Japan Geoscience Union Meeting 2015

Presentation information


Symbol A (Atmospheric and Hydrospheric Sciences) » A-AS Atmospheric Sciences, Meteorology & Atmospheric Environment

[A-AS21] Atmospheric Chemistry

Thu. May 28, 2015 9:00 AM - 10:45 AM 201B (2F)

Convener:*Yousuke Sawa(Oceanography and Geochemistry Research Department, Meteorological Research Institute), Nobuyuki Takegawa(Graduate School of Science and Engineering, Tokyo Metropolitan University), Yugo Kanaya(Research Institute for Global Change, Japan Agency for Marine-Earth Science and Technology), Kenshi Takahashi(Research Institute for Sustainable Humanosphere, Kyoto University), Hiroshi Tanimoto(National Institute for Environmental Studies), Chair:Kengo Sudo(Graduate School of Environmental Studies, Nagoya University)

10:00 AM - 10:15 AM

[AAS21-10] Interannual variabilities in tropospheric constituents during 2000-2013 simulated in a chemistry-aerosol coupled climate

*Kengo SUDO1, Akihiko ITO2 (1.Graduate School of Environmental Studies, Nagoya University, 2.National Institute of Environmental Studies)

Keywords:tropospheric ozone, aerosol, PM2.5, methane, oxidation capacity, chemistry climate model

Global distributions and abundances of tropospheric constituents (O3, CH4, NOy, CO, VOCs, NHx, SOx and aerosols) interannually change under the influences of meteorology (transport, temperature, water vapor, clouds, rain, etc.) and emissions from anthropogenic/natural sources and biomass burning. In this study, we investigate interannual variability of tropospheric constituents during the years 2000 to 2013 in a chemistry-aerosol coupled climate model. The base chemical model used in this study is CHASER (Sudo et al., 2002, 2007) coupled with the aerosol model SPRINTARS (Takemura et al., 2006). The CHASER model, also developed in the framework of the MIROC earth system model (MIROC-ESM-CHEM), simulates detailed chemistry in the troposphere and stratosphere with an on-line aerosol simulation including production of particulate nitrate and SOA. We use the NCEP reanalysis data (FNL) for constraining the model's meteorology.Anthropogenic and biomass burning emissions are specified using the HTAP2 and MAC inventories, respectively. For biogenic VOCs emissions, we employ calculation by the land ecosystem/trace gas emission model VISIT (Ito et al., 2008).

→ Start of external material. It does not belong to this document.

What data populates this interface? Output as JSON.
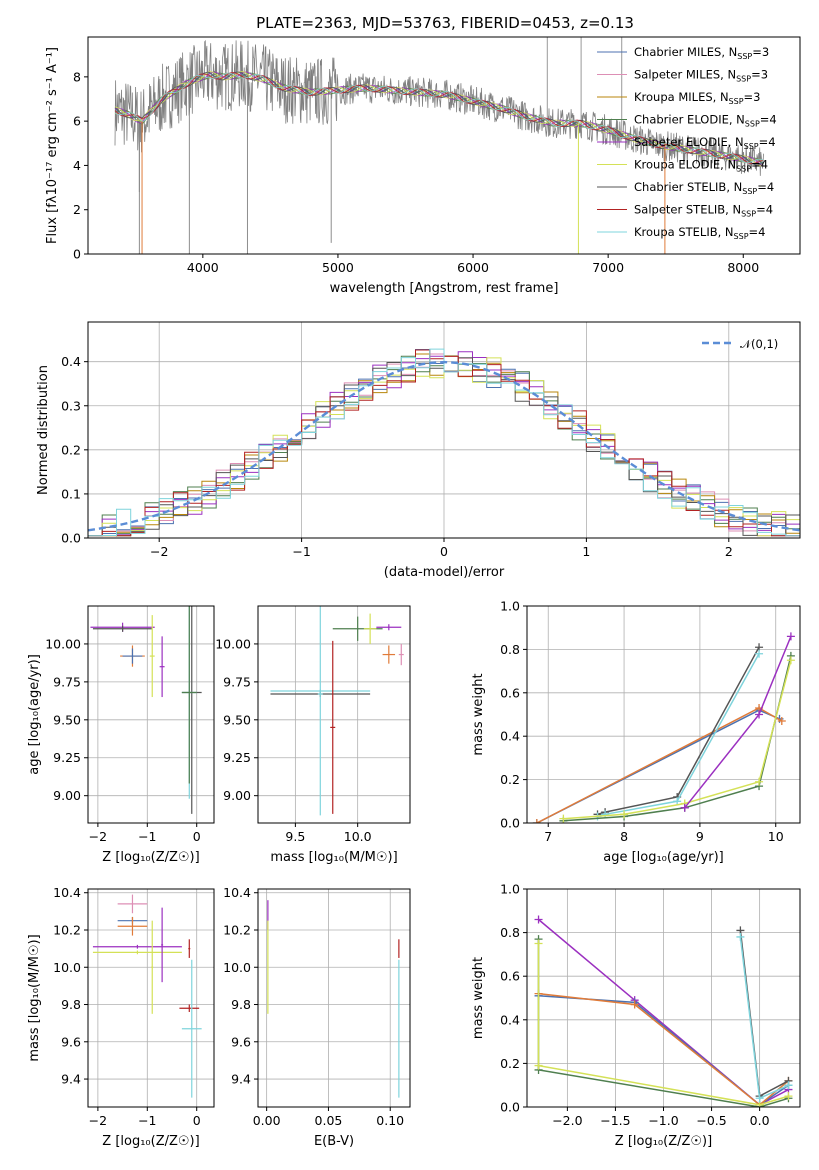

Our results show that temporal variability (anomaly) in surface and lower tropospheric ozone very clearly correlates with that in CO especially in NH, indicating principal importance of biomass burning emission in determining near-surface O3 variability; surface PM (PM2.5) in NH also coincides with CO. Changes in middle to upper tropospheric O3, on the other hand, basically respond to variability in transport from the stratosphere and lightning NOx production. It is also demonstrated that temporal variability in tropospheric mean OH is largely controlled by tropospheric abundances of O3, CO, and water vapor.